During this process, the most profitable firm is the one that provides the platform that outlasts the others. The sufficient conditions for success are not crystal clear as coincidence also plays a role as to which firm wins and which one loses. A high quality of service is a must, but as history has shown, this is not the only key to victory or defeat. Cumulative and proportionate investment is needed to become the provider of the surviving platform. Meanwhile, the firms that drop out are only left with a huge cost burden.

Because of this kind of winner-takes-all aspect of doing business in a DX environment, there are significant differences in how well firms perform in their businesses. Consequently, workers may see fairly substantial income gaps depending on which firm they work for. If these trends are taken to their extreme across society, the contrast between the winners and the losers will become clearer. It cannot be denied that there is the potential for major divisions in society.

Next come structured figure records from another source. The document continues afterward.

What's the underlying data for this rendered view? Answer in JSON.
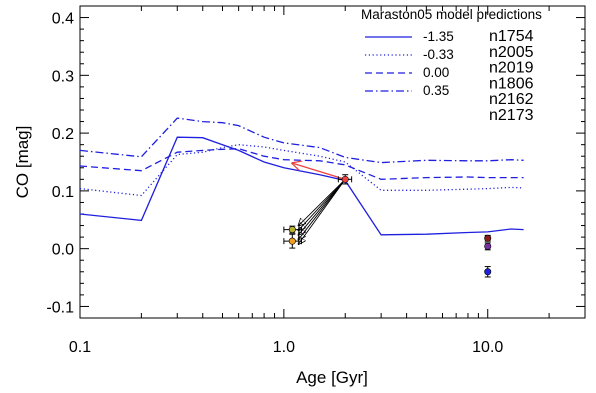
{
  "chart_data": {
    "type": "line",
    "xlabel": "Age [Gyr]",
    "ylabel": "CO [mag]",
    "xscale": "log",
    "xlim": [
      0.1,
      30
    ],
    "ylim": [
      -0.12,
      0.42
    ],
    "xticks": [
      0.1,
      1.0,
      10.0
    ],
    "xtick_labels": [
      "0.1",
      "1.0",
      "10.0"
    ],
    "yticks": [
      -0.1,
      0.0,
      0.1,
      0.2,
      0.3,
      0.4
    ],
    "ytick_labels": [
      "-0.1",
      "0.0",
      "0.1",
      "0.2",
      "0.3",
      "0.4"
    ],
    "legend_title": "Maraston05 model predictions",
    "legend_position": "top-right",
    "series": [
      {
        "name": "-1.35",
        "style": "solid",
        "color": "#1f1fe0",
        "x": [
          0.1,
          0.2,
          0.3,
          0.4,
          0.5,
          0.6,
          0.8,
          1.0,
          1.5,
          2.0,
          3.0,
          5.0,
          8.0,
          10.0,
          13.0,
          15.0
        ],
        "y": [
          0.06,
          0.049,
          0.193,
          0.192,
          0.18,
          0.17,
          0.15,
          0.14,
          0.128,
          0.118,
          0.024,
          0.025,
          0.028,
          0.029,
          0.034,
          0.033
        ]
      },
      {
        "name": "-0.33",
        "style": "dotted",
        "color": "#1f1fe0",
        "x": [
          0.1,
          0.2,
          0.3,
          0.4,
          0.5,
          0.6,
          0.8,
          1.0,
          1.5,
          2.0,
          3.0,
          5.0,
          8.0,
          10.0,
          13.0,
          15.0
        ],
        "y": [
          0.104,
          0.092,
          0.163,
          0.167,
          0.175,
          0.18,
          0.176,
          0.17,
          0.16,
          0.15,
          0.101,
          0.101,
          0.103,
          0.104,
          0.106,
          0.105
        ]
      },
      {
        "name": "0.00",
        "style": "dashed",
        "color": "#1f1fe0",
        "x": [
          0.1,
          0.2,
          0.3,
          0.4,
          0.5,
          0.6,
          0.8,
          1.0,
          1.5,
          2.0,
          3.0,
          5.0,
          8.0,
          10.0,
          13.0,
          15.0
        ],
        "y": [
          0.143,
          0.135,
          0.167,
          0.17,
          0.172,
          0.173,
          0.16,
          0.154,
          0.152,
          0.145,
          0.12,
          0.123,
          0.124,
          0.123,
          0.123,
          0.123
        ]
      },
      {
        "name": "0.35",
        "style": "dashdot",
        "color": "#1f1fe0",
        "x": [
          0.1,
          0.2,
          0.3,
          0.4,
          0.5,
          0.6,
          0.8,
          1.0,
          1.5,
          2.0,
          3.0,
          5.0,
          8.0,
          10.0,
          13.0,
          15.0
        ],
        "y": [
          0.17,
          0.159,
          0.226,
          0.22,
          0.218,
          0.213,
          0.193,
          0.183,
          0.175,
          0.158,
          0.149,
          0.153,
          0.152,
          0.152,
          0.154,
          0.153
        ]
      }
    ],
    "clusters": [
      {
        "name": "n1754",
        "color": "#1f1fe0"
      },
      {
        "name": "n2005",
        "color": "#8c1a1a"
      },
      {
        "name": "n2019",
        "color": "#7a2fa8"
      },
      {
        "name": "n1806",
        "color": "#b8b030"
      },
      {
        "name": "n2162",
        "color": "#f0a020"
      },
      {
        "name": "n2173",
        "color": "#f04040"
      }
    ],
    "points": [
      {
        "label": "n1754",
        "x": 10.0,
        "y": -0.04,
        "yerr": 0.009,
        "color": "#1f1fe0"
      },
      {
        "label": "n2005",
        "x": 10.0,
        "y": 0.018,
        "yerr": 0.005,
        "color": "#8c1a1a"
      },
      {
        "label": "n2019",
        "x": 10.0,
        "y": 0.004,
        "yerr": 0.006,
        "color": "#7a2fa8"
      },
      {
        "label": "n1806",
        "x": 1.1,
        "y": 0.033,
        "yerr": 0.006,
        "xerr": [
          1.0,
          1.22
        ],
        "color": "#b8b030"
      },
      {
        "label": "n2162",
        "x": 1.1,
        "y": 0.013,
        "yerr": 0.012,
        "xerr": [
          1.0,
          1.22
        ],
        "color": "#f0a020"
      },
      {
        "label": "n2173",
        "x": 2.0,
        "y": 0.12,
        "yerr": 0.008,
        "xerr": [
          1.85,
          2.15
        ],
        "color": "#f04040"
      }
    ],
    "arrows": [
      {
        "from": [
          2.0,
          0.12
        ],
        "to": [
          1.1,
          0.148
        ],
        "color": "#f04040"
      },
      {
        "from": [
          2.0,
          0.12
        ],
        "to": [
          1.18,
          0.04
        ],
        "color": "#000000"
      },
      {
        "from": [
          2.0,
          0.12
        ],
        "to": [
          1.18,
          0.032
        ],
        "color": "#000000"
      },
      {
        "from": [
          2.0,
          0.12
        ],
        "to": [
          1.18,
          0.024
        ],
        "color": "#000000"
      },
      {
        "from": [
          2.0,
          0.12
        ],
        "to": [
          1.18,
          0.016
        ],
        "color": "#000000"
      },
      {
        "from": [
          2.0,
          0.12
        ],
        "to": [
          1.18,
          0.008
        ],
        "color": "#000000"
      }
    ]
  }
}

In this environment, corporate management has a choice between being a provider of platforms, or a player on platforms. As a result, the evaluation of the risks and returns for the business will vary greatly. To be a provider of a platform is riskier than in the past, while the return for a player on a platform is potentially not as high as might be expected in the past.

Meanwhile, society is taking an increasingly stern view of firm actions that seem to promote social divisions as disparity becomes clearer. A good example is that investments focused on the environmental, social, and governance (ESG) perspectives are rising in the financial markets.

Firms have to perform an increasingly complicated balancing act in the DX environment going forward. They have to evaluate their business models with a cool head and take risks depending on such evaluation in order to survive long into the future. They must also take a stand for a sustainable society and contribute to it to the best of their ability. Global firms in particular must skillfully handle this balancing act. DX is not just a new wave of technological innovation.